Four Israeli warplanes overflew the presidential palace of Syria's Bashar al-Assad, breaking the sound barrier in a move a military spokeswoman said was "due to the support and protection Syria gives Hamas."
Public Security Minister Avi Dichter even issued a direct threat to kill Hamas chiefs in Syria, the base of the movement's political supremo, Khaled Meshaal, who escaped a Mossad attempt on his life in Amman in 1997.
He said Israel had warned Syria about the presence of Hamas and Islamic Jihad leaders in Damascus but was ignored. "This therefore gives Israel full permission to attack these assassins."
Armed groups have vowed not to release the soldier until all Palestinian women and children are freed from Israeli jails, a demand rejected by Olmert who ordered tanks and a force of about 5,000 troops to mass on the Gaza border.
But a Palestinian foreign ministry spokesman later said his government was seeking a deal for the soldier's release in exchange for freeing Palestinian prisoners.
"We have sent letters to the foreign ministries of Arab governments asking them to support a negotiated solution that includes the exchange of Palestinian detainees imprisoned by the Israeli occupation for the kidnapped Israeli soldier," Taher Nunu said.
The situation was further complicated when a Palestinian group claiming to hold the soldier also threatened to kill a Jewish settler it said it had abducted in the West Bank. "Unless the aggression stops, we will kill the settler," said a representative of the Popular Resistance Committees, which claimed Sunday's attack along with the armed wing of Hamas and another group.
The Al-Aqsa Martyrs Brigades, an offshoot of the moderate Fatah faction, said it had kidnapped another Israeli settler, a 62-year-old man, although it was not possible immediately to confirm the report.
Amnesty International called for all hostages to be released and for "an end to the wanton destruction and collective punishment being carried out by Israeli forces in the Gaza Strip."
It said "destruction of three bridges and electricity networks ... have left half the population of the Gaza Strip without electricity and have reportedly also adversely affected the supply of water."
The soldier's capture has triggered the worst Middle East crisis since Hamas took office in March after an election that sent shockwaves throughout Israel and the West.
It also presented the first major challenge for Olmert since he took office in May pledging to unilaterally redraw the map of Israel even without negotiations with the Palestinians.
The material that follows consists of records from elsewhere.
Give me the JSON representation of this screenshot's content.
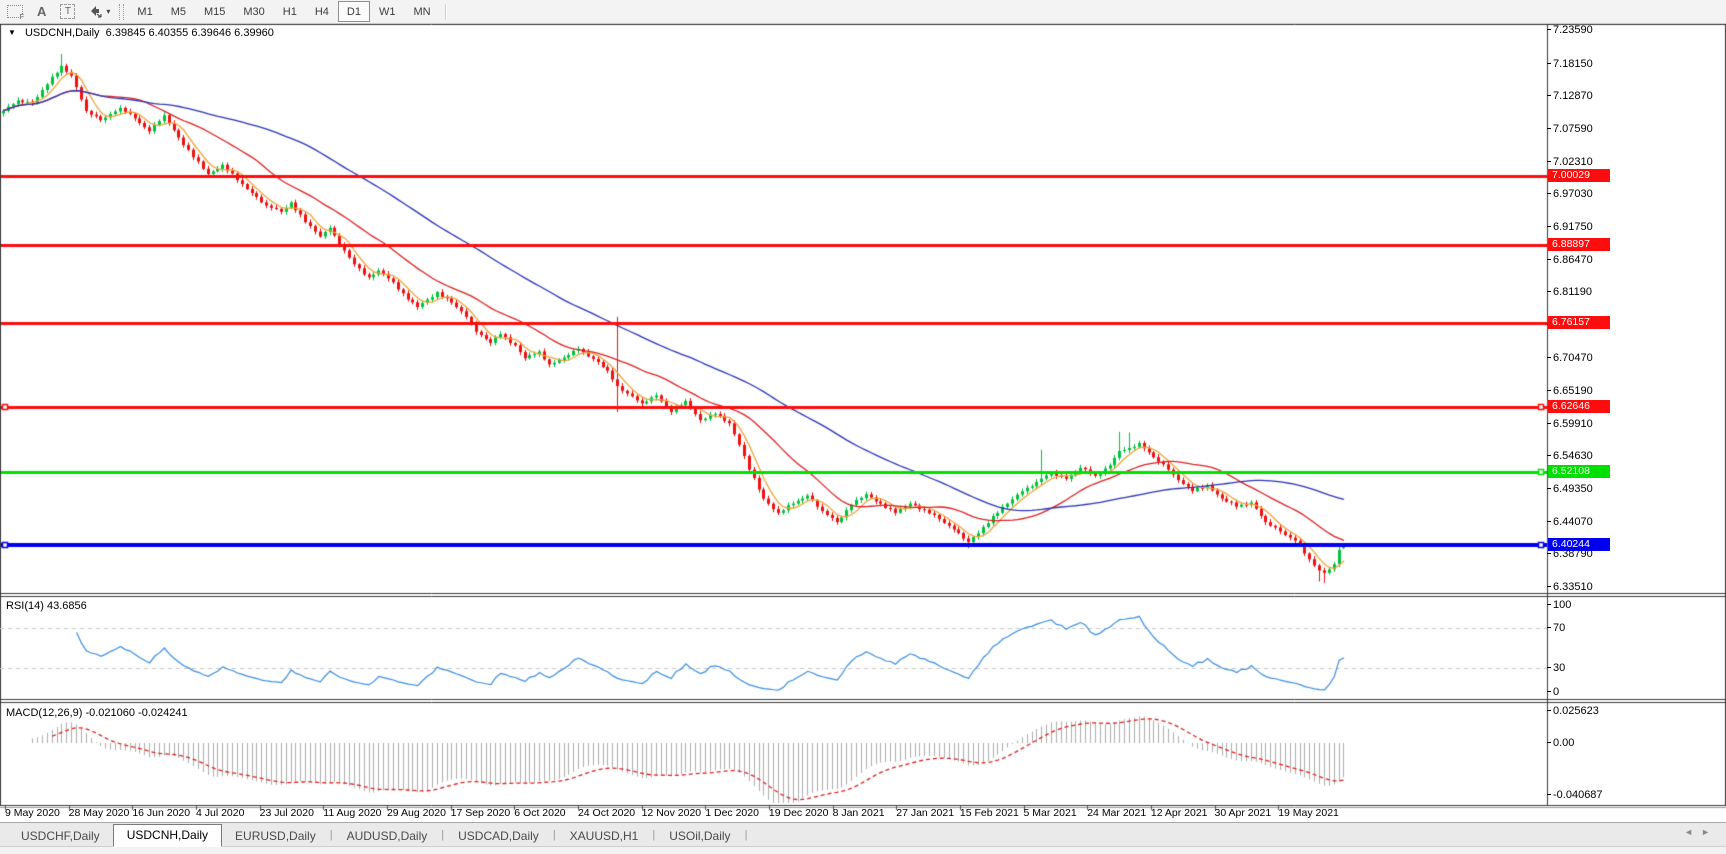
{
  "toolbar": {
    "tools": [
      {
        "name": "grid-f-icon",
        "glyph": "F"
      },
      {
        "name": "text-label-icon",
        "glyph": "A"
      },
      {
        "name": "text-box-icon",
        "glyph": "T"
      },
      {
        "name": "arrow-tools-icon",
        "glyph": "▾"
      }
    ],
    "timeframes": [
      {
        "label": "M1"
      },
      {
        "label": "M5"
      },
      {
        "label": "M15"
      },
      {
        "label": "M30"
      },
      {
        "label": "H1"
      },
      {
        "label": "H4"
      },
      {
        "label": "D1",
        "active": true
      },
      {
        "label": "W1"
      },
      {
        "label": "MN"
      }
    ]
  },
  "chart": {
    "title": {
      "symbol_period": "USDCNH,Daily",
      "open": "6.39845",
      "high": "6.40355",
      "low": "6.39646",
      "close": "6.39960",
      "collapse_glyph": "▼"
    }
  },
  "rsi": {
    "label": "RSI(14) 43.6856",
    "ticks": [
      {
        "v": 100,
        "label": "100"
      },
      {
        "v": 70,
        "label": "70"
      },
      {
        "v": 30,
        "label": "30"
      },
      {
        "v": 0,
        "label": "0"
      }
    ]
  },
  "macd": {
    "label": "MACD(12,26,9) -0.021060 -0.024241",
    "ticks": [
      {
        "v": 0.025623,
        "label": "0.025623"
      },
      {
        "v": 0,
        "label": "0.00"
      },
      {
        "v": -0.040687,
        "label": "-0.040687"
      }
    ]
  },
  "date_axis": {
    "labels": [
      "9 May 2020",
      "28 May 2020",
      "16 Jun 2020",
      "4 Jul 2020",
      "23 Jul 2020",
      "11 Aug 2020",
      "29 Aug 2020",
      "17 Sep 2020",
      "6 Oct 2020",
      "24 Oct 2020",
      "12 Nov 2020",
      "1 Dec 2020",
      "19 Dec 2020",
      "8 Jan 2021",
      "27 Jan 2021",
      "15 Feb 2021",
      "5 Mar 2021",
      "24 Mar 2021",
      "12 Apr 2021",
      "30 Apr 2021",
      "19 May 2021"
    ]
  },
  "tabs": {
    "items": [
      {
        "label": "USDCHF,Daily"
      },
      {
        "label": "USDCNH,Daily",
        "active": true
      },
      {
        "label": "EURUSD,Daily"
      },
      {
        "label": "AUDUSD,Daily"
      },
      {
        "label": "USDCAD,Daily"
      },
      {
        "label": "XAUUSD,H1"
      },
      {
        "label": "USOil,Daily"
      }
    ],
    "scroll_left_glyph": "◄",
    "scroll_right_glyph": "►"
  },
  "chart_data": [
    {
      "type": "candlestick",
      "symbol": "USDCNH",
      "timeframe": "Daily",
      "ohlc_display": {
        "open": 6.39845,
        "high": 6.40355,
        "low": 6.39646,
        "close": 6.3996
      },
      "ylim": [
        6.3254,
        7.2456
      ],
      "y_ticks": [
        "7.23590",
        "7.18150",
        "7.12870",
        "7.07590",
        "7.02310",
        "6.97030",
        "6.91750",
        "6.86470",
        "6.81190",
        "6.75910",
        "6.70470",
        "6.65190",
        "6.59910",
        "6.54630",
        "6.49350",
        "6.44070",
        "6.38790",
        "6.33510"
      ],
      "hlines": [
        {
          "price": 7.00029,
          "label": "7.00029",
          "color": "#fd0d0d",
          "width": 3,
          "handles": []
        },
        {
          "price": 6.88897,
          "label": "6.88897",
          "color": "#fd0d0d",
          "width": 3,
          "handles": []
        },
        {
          "price": 6.76157,
          "label": "6.76157",
          "color": "#fd0d0d",
          "width": 3,
          "handles": []
        },
        {
          "price": 6.62646,
          "label": "6.62646",
          "color": "#fd0d0d",
          "width": 3,
          "handles": [
            "left",
            "right"
          ]
        },
        {
          "price": 6.52108,
          "label": "6.52108",
          "color": "#00e000",
          "width": 3,
          "handles": [
            "right"
          ]
        },
        {
          "price": 6.40244,
          "label": "6.40244",
          "color": "#0000ee",
          "width": 4,
          "handles": [
            "left",
            "right"
          ]
        }
      ],
      "count": 276,
      "close_anchors": [
        [
          0,
          7.105
        ],
        [
          3,
          7.122
        ],
        [
          6,
          7.118
        ],
        [
          9,
          7.148
        ],
        [
          12,
          7.178
        ],
        [
          14,
          7.162
        ],
        [
          17,
          7.105
        ],
        [
          20,
          7.09
        ],
        [
          24,
          7.11
        ],
        [
          27,
          7.093
        ],
        [
          30,
          7.072
        ],
        [
          33,
          7.098
        ],
        [
          36,
          7.062
        ],
        [
          39,
          7.03
        ],
        [
          42,
          7.003
        ],
        [
          45,
          7.018
        ],
        [
          48,
          6.993
        ],
        [
          51,
          6.972
        ],
        [
          54,
          6.952
        ],
        [
          57,
          6.942
        ],
        [
          59,
          6.957
        ],
        [
          62,
          6.925
        ],
        [
          65,
          6.902
        ],
        [
          67,
          6.916
        ],
        [
          69,
          6.888
        ],
        [
          72,
          6.857
        ],
        [
          75,
          6.836
        ],
        [
          77,
          6.847
        ],
        [
          80,
          6.828
        ],
        [
          83,
          6.8
        ],
        [
          85,
          6.788
        ],
        [
          87,
          6.8
        ],
        [
          89,
          6.812
        ],
        [
          92,
          6.795
        ],
        [
          95,
          6.772
        ],
        [
          97,
          6.748
        ],
        [
          100,
          6.73
        ],
        [
          102,
          6.744
        ],
        [
          105,
          6.726
        ],
        [
          107,
          6.705
        ],
        [
          110,
          6.716
        ],
        [
          112,
          6.695
        ],
        [
          115,
          6.706
        ],
        [
          118,
          6.72
        ],
        [
          121,
          6.704
        ],
        [
          124,
          6.685
        ],
        [
          126,
          6.66
        ],
        [
          128,
          6.648
        ],
        [
          131,
          6.632
        ],
        [
          134,
          6.645
        ],
        [
          137,
          6.618
        ],
        [
          140,
          6.636
        ],
        [
          143,
          6.605
        ],
        [
          146,
          6.615
        ],
        [
          149,
          6.6
        ],
        [
          151,
          6.565
        ],
        [
          153,
          6.525
        ],
        [
          156,
          6.478
        ],
        [
          159,
          6.455
        ],
        [
          162,
          6.47
        ],
        [
          165,
          6.483
        ],
        [
          168,
          6.458
        ],
        [
          171,
          6.44
        ],
        [
          174,
          6.468
        ],
        [
          177,
          6.485
        ],
        [
          180,
          6.47
        ],
        [
          183,
          6.455
        ],
        [
          186,
          6.47
        ],
        [
          189,
          6.46
        ],
        [
          192,
          6.445
        ],
        [
          195,
          6.428
        ],
        [
          198,
          6.408
        ],
        [
          200,
          6.422
        ],
        [
          203,
          6.45
        ],
        [
          206,
          6.47
        ],
        [
          209,
          6.49
        ],
        [
          212,
          6.505
        ],
        [
          215,
          6.52
        ],
        [
          218,
          6.51
        ],
        [
          221,
          6.528
        ],
        [
          224,
          6.515
        ],
        [
          227,
          6.532
        ],
        [
          229,
          6.555
        ],
        [
          231,
          6.56
        ],
        [
          233,
          6.568
        ],
        [
          236,
          6.545
        ],
        [
          239,
          6.525
        ],
        [
          241,
          6.508
        ],
        [
          244,
          6.49
        ],
        [
          247,
          6.5
        ],
        [
          250,
          6.478
        ],
        [
          253,
          6.465
        ],
        [
          256,
          6.472
        ],
        [
          259,
          6.44
        ],
        [
          262,
          6.425
        ],
        [
          265,
          6.41
        ],
        [
          268,
          6.38
        ],
        [
          270,
          6.362
        ],
        [
          271,
          6.358
        ],
        [
          273,
          6.372
        ],
        [
          274,
          6.395
        ],
        [
          275,
          6.3996
        ]
      ],
      "overrides": {
        "12": {
          "h": 7.197
        },
        "126": {
          "h": 6.772,
          "l": 6.618
        },
        "198": {
          "l": 6.398
        },
        "213": {
          "h": 6.557
        },
        "229": {
          "h": 6.586
        },
        "231": {
          "h": 6.585
        },
        "270": {
          "l": 6.344
        },
        "271": {
          "l": 6.342
        },
        "275": {
          "o": 6.39845,
          "h": 6.40355,
          "l": 6.39646,
          "c": 6.3996
        }
      },
      "moving_averages": [
        {
          "period": 5,
          "color": "#efa43b"
        },
        {
          "period": 21,
          "color": "#dd2222"
        },
        {
          "period": 55,
          "color": "#2a35b8"
        }
      ],
      "colors": {
        "up": "#00c23c",
        "down": "#ee1111"
      }
    },
    {
      "type": "line",
      "name": "RSI",
      "params": [
        14
      ],
      "current": 43.6856,
      "levels": [
        70,
        30
      ],
      "ylim": [
        -4,
        102
      ],
      "color": "#3b8ee0",
      "level_dash_color": "#c8c8c8",
      "derived_from": "candlestick closes"
    },
    {
      "type": "macd",
      "name": "MACD",
      "params": [
        12,
        26,
        9
      ],
      "current_macd": -0.02106,
      "current_signal": -0.024241,
      "axis_ticks": [
        0.025623,
        0.0,
        -0.040687
      ],
      "hist_color": "#adadad",
      "signal_color": "#e02020",
      "derived_from": "candlestick closes"
    }
  ],
  "layout_colors": {
    "toolbar_bg": "#f3f3f3",
    "pane_bg": "#ffffff",
    "tab_bg": "#eaeaea",
    "axis_text": "#000000"
  }
}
Egypt, France and the Vatican, as well as the United States, had sought to exert pressure on the Palestinians to hand over the soldier.
Hamas held an urgent Palestinian cabinet meeting in a bid to find an end to the standoff, with deputy prime minister Nasserdine al-Shaer calling on the kidnappers to "preserve his life."
Government spokesman Ghazi Hamad said the offensive was unjustified "military madness" and accused Israel of seeking to cause "chaos and provoke a new bloody conflict". Sunday's attack, which saw gunmen tunnel their way into Israel, has raised questions over possible military and intelligence failings.
Tensions have long been mounting, with Israel and the West financially and politically boycotting Hamas as a terror group, plunging the territories into a deep crisis. Past history of soldiers abducted at the hands of Palestinians bodes ill for Shalit, with all nine such previous cases ending in death.
PAKISTAN CONDEMNS Pakistan on Wednesday regretted "incursion" and "total blockade" of the Gaza Strip by Israel and urged the international community to take steps to resolve the crisis through peaceful means.
A statement released by the Foreign Office reacting to reports of destruction of Palestinian infrastructure said, "We are concerned over the escalation of hostilities between Israel and Palestine, which would further impede the international efforts to stop the violence and restart the negotiations."
Israel early on Wednesday launched an air and ground offensive against Palestinian guerrillas to recover its abducted soldier.
Pakistan hopes that the international community would take necessary steps to help resolve the crisis through peaceful means.